The observed concentrations were higher than the world average value (180 mg/kg); this may be due to its slow mobility in soil, so it will stay in the upper surface, but, at depth, its concentration is low (12.9 mg/kg). The Cr average value (247.36 mg/kg) is greater than that of chromium in the rural soil (17.33 mg/kg), about 14.27 times.
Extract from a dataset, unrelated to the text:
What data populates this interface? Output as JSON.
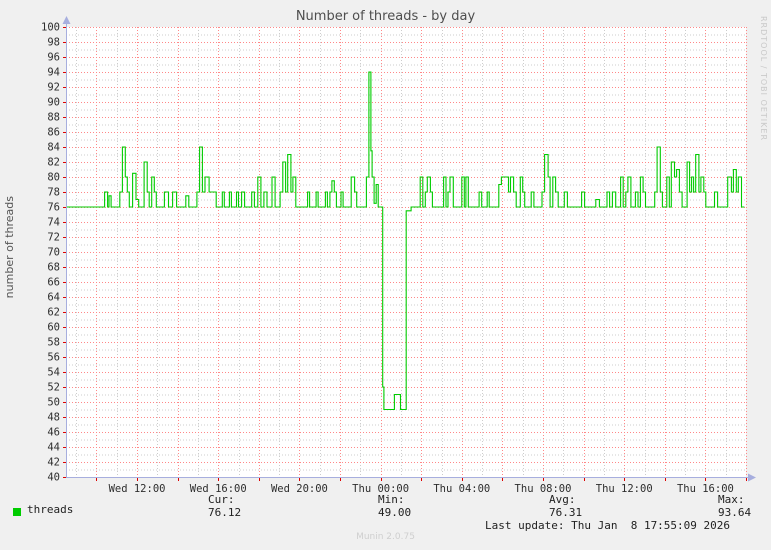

Nickel (Ni) is a well mobilized metal and precipitated with Fe and Mn oxides, or organically attached in soil, this explains the presence of high concentrations of Ni in the deep soil. The Ni presence in soil is strongly determined by climate and parent rock components. Its levels are high in arid and semi-arid regions, especially in saline-alkaline soils; in urban areas Ni is added to the soil as a result of continuous human activities, because it is widely used in electroplating and battery manufacturing30,31.

Limitations

This study naturally has inherent limitations, primarily related to the small number of soil samples for assessment, which may inhibit the generalizability of the results.

CONCLUSIONS

Road dust is a source of many dangerous pollutants for residents of urban areas, due to its high toxicity and wide exposure by inhalation, ingestion, or by skin penetration. In this study, we determined the concentrations of four toxic metals (Cr, Zn, Ni and Pb) in road dust from 22 sites of Baghdad city with different land uses. Pollution rates with the four toxic metals were characterized as being moderate to low in all sites of the capital. Despite the low to moderate pollution rate, it gave high toxicity indicators for exposed people, this may be due to the synergy of more than one type of pollutant in the severe or high toxicity, and that heavy dust-borne toxic metals are not the only ones responsible for the toxicity.